The Graduate School offers many workshops, of varying length, to support graduate students with their writing. All workshops are open to enrolled University of Maryland graduate students free of charge. Please see the Events section for the current workshop schedule.
We welcome suggestions for workshops and will design and provide programs for specific departmental needs upon request. Please contact Dr. Linda Macri, Director of Graduate Writing Initiatives, with questions.
January Thesis & Dissertation Retreat
January 8-11, 2018 Applications now being accepted at go.umd.edu/Jan18Retreat
The Thesis & Dissertation Retreat will afford participants time to write along with opportunities for one-on-one writing consultations with Writing Fellows and presentations about topics such as setting goals and structuring writing time. Participants must have an approved prospectus or thesis topic and must commit to attending each day.
The retreat is limited to 25 students. A $40 fee (to cover meals and refreshments) will be required to secure a place.
Early Stage Dissertation Retreat
Dates TBA; end of May-beginning of June 2018
This retreat is designed specifically for students who are BEGINNING the process of writing their dissertations (depending on your program, that likely means you recently received approval for your proposed topic, but you MUST be ready to write). In this retreat, graduate students will identify and practice strategies for effective writing productivity, work on an individualized plan for writing and degree completion, have the opportunity to meet with a subject area librarian, build a peer writing support community, and, of course, spend time writing.
The retreat is limited to 25 students. A $40 fee (to cover lunch and refreshments) will be required to secure a place.
How to Write a Literature Review: An Introduction to Writing and Research in Graduate School
New to research at the graduate level or just need a refresher? Not sure how to move from research to writing? Join us for this workshop, offered in conjunction with librarians from the Research Commons, focusing on entering an academic conversation through research and writing. The workshop will cover graduate-specific library privileges, effective research and citation practices, writing from sources, and a general introduction to the literature review process.
Tuesday, October 10, 2017, from 10am-12pm, 6137 McKeldin. Register here.
Wednesday, October 11, 2017, from 2-4pm,6137 McKeldin. Register here.

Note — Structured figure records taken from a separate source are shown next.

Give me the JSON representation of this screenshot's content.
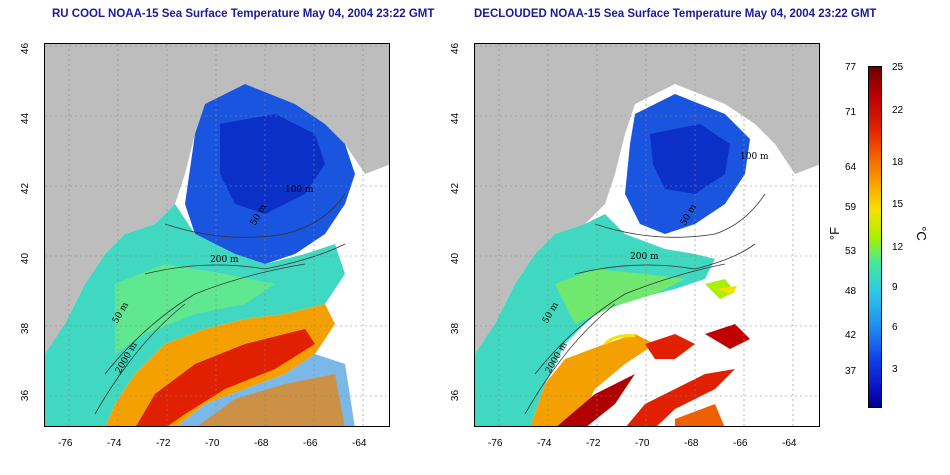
{
  "titles": {
    "left": "RU COOL NOAA-15 Sea Surface Temperature May 04, 2004 23:22 GMT",
    "right": "DECLOUDED NOAA-15 Sea Surface Temperature May 04, 2004 23:22 GMT"
  },
  "axes": {
    "lon_ticks": [
      "-76",
      "-74",
      "-72",
      "-70",
      "-68",
      "-66",
      "-64"
    ],
    "lat_ticks": [
      "46",
      "44",
      "42",
      "40",
      "38",
      "36"
    ]
  },
  "contours": {
    "left": [
      "100 m",
      "50 m",
      "200 m",
      "50 m",
      "2000 m"
    ],
    "right": [
      "100 m",
      "50 m",
      "200 m",
      "50 m",
      "2000 m"
    ]
  },
  "colorbar": {
    "fahrenheit_ticks": [
      "77",
      "71",
      "64",
      "59",
      "53",
      "48",
      "42",
      "37"
    ],
    "celsius_ticks": [
      "25",
      "22",
      "18",
      "15",
      "12",
      "9",
      "6",
      "3"
    ],
    "unit_f": "°F",
    "unit_c": "°C"
  },
  "colors": {
    "land": "#bdbdbd",
    "cold": "#1040e8",
    "warm": "#e02000",
    "title": "#1a1a9a"
  }
}
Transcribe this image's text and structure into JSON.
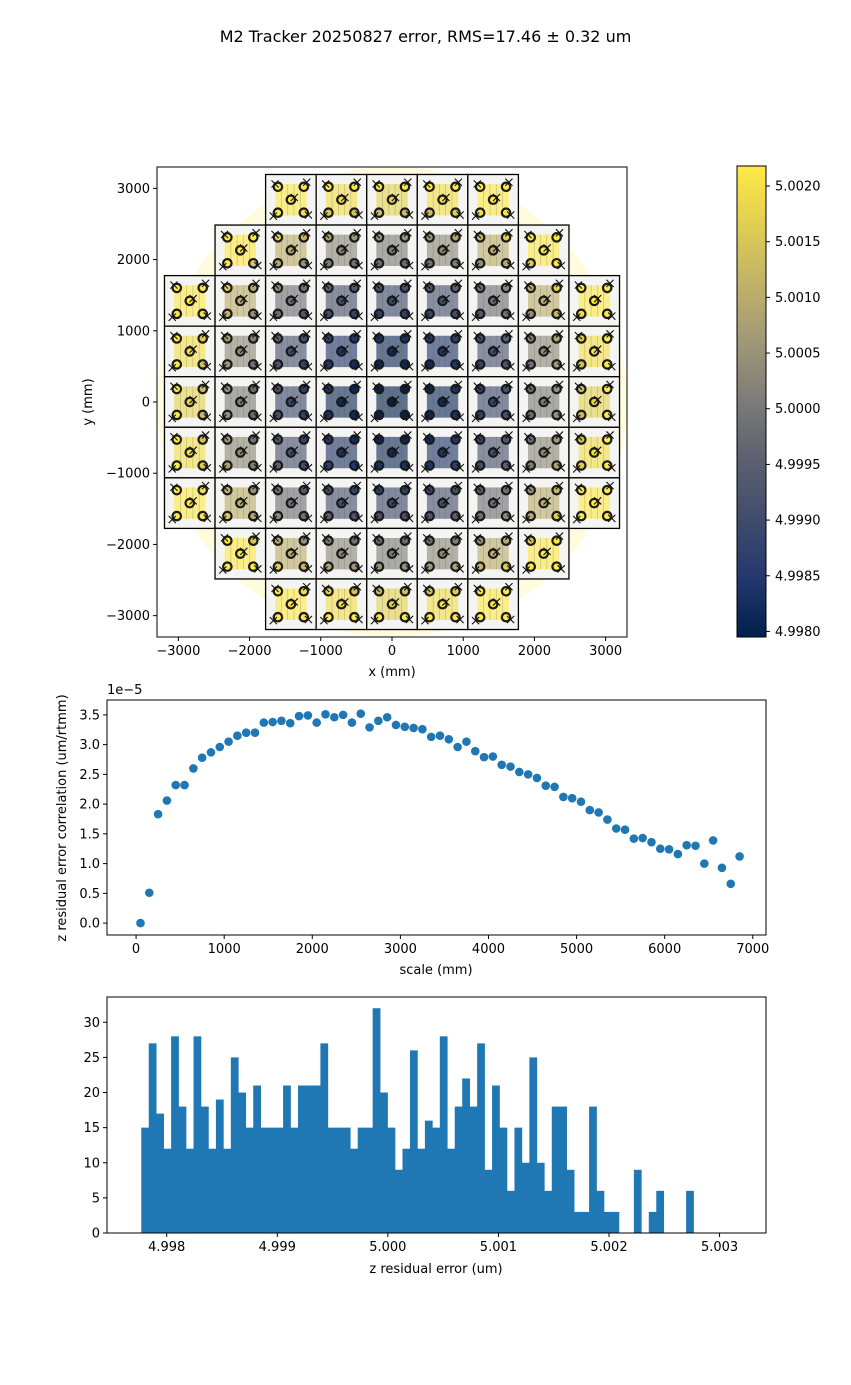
{
  "figure": {
    "title": "M2 Tracker 20250827 error, RMS=17.46 ± 0.32 um"
  },
  "colors": {
    "series": "#1f77b4",
    "axes": "#000000",
    "cmap_low": "#00204c",
    "cmap_mid": "#7c7b78",
    "cmap_high": "#ffe945"
  },
  "chart_data": [
    {
      "type": "heatmap",
      "id": "map",
      "xlabel": "x (mm)",
      "ylabel": "y (mm)",
      "xlim": [
        -3300,
        3300
      ],
      "ylim": [
        -3300,
        3300
      ],
      "xticks": [
        -3000,
        -2000,
        -1000,
        0,
        1000,
        2000,
        3000
      ],
      "yticks": [
        -3000,
        -2000,
        -1000,
        0,
        1000,
        2000,
        3000
      ],
      "xtick_labels": [
        "−3000",
        "−2000",
        "−1000",
        "0",
        "1000",
        "2000",
        "3000"
      ],
      "ytick_labels": [
        "−3000",
        "−2000",
        "−1000",
        "0",
        "1000",
        "2000",
        "3000"
      ],
      "colormap": "cividis",
      "color_range": [
        4.99795,
        5.00218
      ],
      "colorbar_ticks": [
        4.998,
        4.9985,
        4.999,
        4.9995,
        5.0,
        5.0005,
        5.001,
        5.0015,
        5.002
      ],
      "colorbar_labels": [
        "4.9980",
        "4.9985",
        "4.9990",
        "4.9995",
        "5.0000",
        "5.0005",
        "5.0010",
        "5.0015",
        "5.0020"
      ],
      "tile_size_mm": 710,
      "tile_rows": [
        {
          "y": 2840,
          "x_from": -1420,
          "x_to": 1420
        },
        {
          "y": 2130,
          "x_from": -2130,
          "x_to": 2130
        },
        {
          "y": 1420,
          "x_from": -2840,
          "x_to": 2840
        },
        {
          "y": 710,
          "x_from": -2840,
          "x_to": 2840
        },
        {
          "y": 0,
          "x_from": -2840,
          "x_to": 2840
        },
        {
          "y": -710,
          "x_from": -2840,
          "x_to": 2840
        },
        {
          "y": -1420,
          "x_from": -2840,
          "x_to": 2840
        },
        {
          "y": -2130,
          "x_from": -2130,
          "x_to": 2130
        },
        {
          "y": -2840,
          "x_from": -1420,
          "x_to": 1420
        }
      ],
      "error_model": "z error rises from about 4.9980 um at the center to about 5.0021 um at radius 3000 mm"
    },
    {
      "type": "scatter",
      "id": "corr",
      "xlabel": "scale (mm)",
      "ylabel": "z residual error correlation (um/rtmm)",
      "multiplier_label": "1e−5",
      "xlim": [
        -330,
        7150
      ],
      "ylim": [
        -2e-06,
        3.75e-05
      ],
      "xticks": [
        0,
        1000,
        2000,
        3000,
        4000,
        5000,
        6000,
        7000
      ],
      "xtick_labels": [
        "0",
        "1000",
        "2000",
        "3000",
        "4000",
        "5000",
        "6000",
        "7000"
      ],
      "yticks": [
        0,
        5e-06,
        1e-05,
        1.5e-05,
        2e-05,
        2.5e-05,
        3e-05,
        3.5e-05
      ],
      "ytick_labels": [
        "0.0",
        "0.5",
        "1.0",
        "1.5",
        "2.0",
        "2.5",
        "3.0",
        "3.5"
      ],
      "x": [
        50,
        150,
        250,
        350,
        450,
        550,
        650,
        750,
        850,
        950,
        1050,
        1150,
        1250,
        1350,
        1450,
        1550,
        1650,
        1750,
        1850,
        1950,
        2050,
        2150,
        2250,
        2350,
        2450,
        2550,
        2650,
        2750,
        2850,
        2950,
        3050,
        3150,
        3250,
        3350,
        3450,
        3550,
        3650,
        3750,
        3850,
        3950,
        4050,
        4150,
        4250,
        4350,
        4450,
        4550,
        4650,
        4750,
        4850,
        4950,
        5050,
        5150,
        5250,
        5350,
        5450,
        5550,
        5650,
        5750,
        5850,
        5950,
        6050,
        6150,
        6250,
        6350,
        6450,
        6550,
        6650,
        6750,
        6850
      ],
      "y": [
        0.0,
        5.1e-06,
        1.83e-05,
        2.06e-05,
        2.32e-05,
        2.32e-05,
        2.6e-05,
        2.78e-05,
        2.87e-05,
        2.96e-05,
        3.05e-05,
        3.15e-05,
        3.2e-05,
        3.2e-05,
        3.37e-05,
        3.38e-05,
        3.4e-05,
        3.36e-05,
        3.48e-05,
        3.49e-05,
        3.37e-05,
        3.51e-05,
        3.46e-05,
        3.5e-05,
        3.37e-05,
        3.52e-05,
        3.29e-05,
        3.4e-05,
        3.46e-05,
        3.33e-05,
        3.3e-05,
        3.28e-05,
        3.26e-05,
        3.13e-05,
        3.15e-05,
        3.09e-05,
        2.96e-05,
        3.05e-05,
        2.89e-05,
        2.79e-05,
        2.8e-05,
        2.66e-05,
        2.63e-05,
        2.54e-05,
        2.5e-05,
        2.44e-05,
        2.31e-05,
        2.29e-05,
        2.12e-05,
        2.1e-05,
        2.04e-05,
        1.9e-05,
        1.86e-05,
        1.74e-05,
        1.59e-05,
        1.57e-05,
        1.42e-05,
        1.43e-05,
        1.36e-05,
        1.25e-05,
        1.24e-05,
        1.16e-05,
        1.31e-05,
        1.3e-05,
        1e-05,
        1.39e-05,
        9.3e-06,
        6.6e-06,
        1.12e-05
      ]
    },
    {
      "type": "bar",
      "id": "hist",
      "xlabel": "z residual error (um)",
      "xlim": [
        4.99746,
        5.00342
      ],
      "ylim": [
        0,
        33.6
      ],
      "xticks": [
        4.998,
        4.999,
        5.0,
        5.001,
        5.002,
        5.003
      ],
      "xtick_labels": [
        "4.998",
        "4.999",
        "5.000",
        "5.001",
        "5.002",
        "5.003"
      ],
      "yticks": [
        0,
        5,
        10,
        15,
        20,
        25,
        30
      ],
      "ytick_labels": [
        "0",
        "5",
        "10",
        "15",
        "20",
        "25",
        "30"
      ],
      "bin_start": 4.99777,
      "bin_width": 6.75e-05,
      "counts": [
        15,
        27,
        17,
        12,
        28,
        18,
        12,
        28,
        18,
        12,
        19,
        12,
        25,
        20,
        15,
        21,
        15,
        15,
        15,
        21,
        15,
        21,
        21,
        21,
        27,
        15,
        15,
        15,
        12,
        15,
        15,
        32,
        20,
        15,
        9,
        12,
        26,
        12,
        16,
        15,
        28,
        12,
        18,
        22,
        18,
        27,
        9,
        21,
        15,
        6,
        15,
        10,
        25,
        10,
        6,
        18,
        18,
        9,
        3,
        3,
        18,
        6,
        3,
        3,
        0,
        0,
        9,
        0,
        3,
        6,
        0,
        0,
        0,
        6
      ]
    }
  ]
}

Snack Writing: Take a Bite Out of Your Writing
Tuesday, October 17, 9:30-11:30am, Graduate Student Life Office, Stamp Student Union
Wednesday, October 18, 2-4pm, Graduate Student Life Office, Stamp Student Union
You might think you need to sit down for hours at a time to accomplish much in your writing project, but there's good research that suggests that "snack" writing, rather than "binge" writing, can be an effective way to make progress on your writing projects. Come join the GS Writing Center and the Graduate Student Life Office for a snack writing break to discover how to use just 25 minutes to move your writing forward. And, of course, we'll have snacks!
Grant Geography: Finding, Writing, and Submitting Successful Grant Applications
Tuesday, October 24, 2-3:30pm
Wednesday, October 25, 2-3:30pm
Thursday, October 26, 11am-12:30pm
This event will provide students with several tools for finding funding opportunities and guidance on how to frame your research in a grant application. Participants should bring a rough draft of their project summaries for this hands-on workshop.
Three Minute Thesis Workshop: How to Create a Successful Presentation
Coming in Spring 2018; dates TBA
The 3MT competition challenges students to communicate the significance of their research projects to a non-specialist audience in just three minutes. Learn how at this workshop. Post-candidacy doctoral students are invited to compete in the Graduate School's 3MT Competition.
Revising and Editing Your Own Writing
You have a draft of that seminar paper or dissertation chapter – but now what? How do you move toward the next draft? Where do you begin to revise? How can you be an effective editor of your own work? In this two-hour workshop, writing fellows offer guidance on how to conceptualize and achieve effective revision. Space is limited to 12 students, and students must have a draft of a paper in progress when they attend.
Offered in the last month of the semester.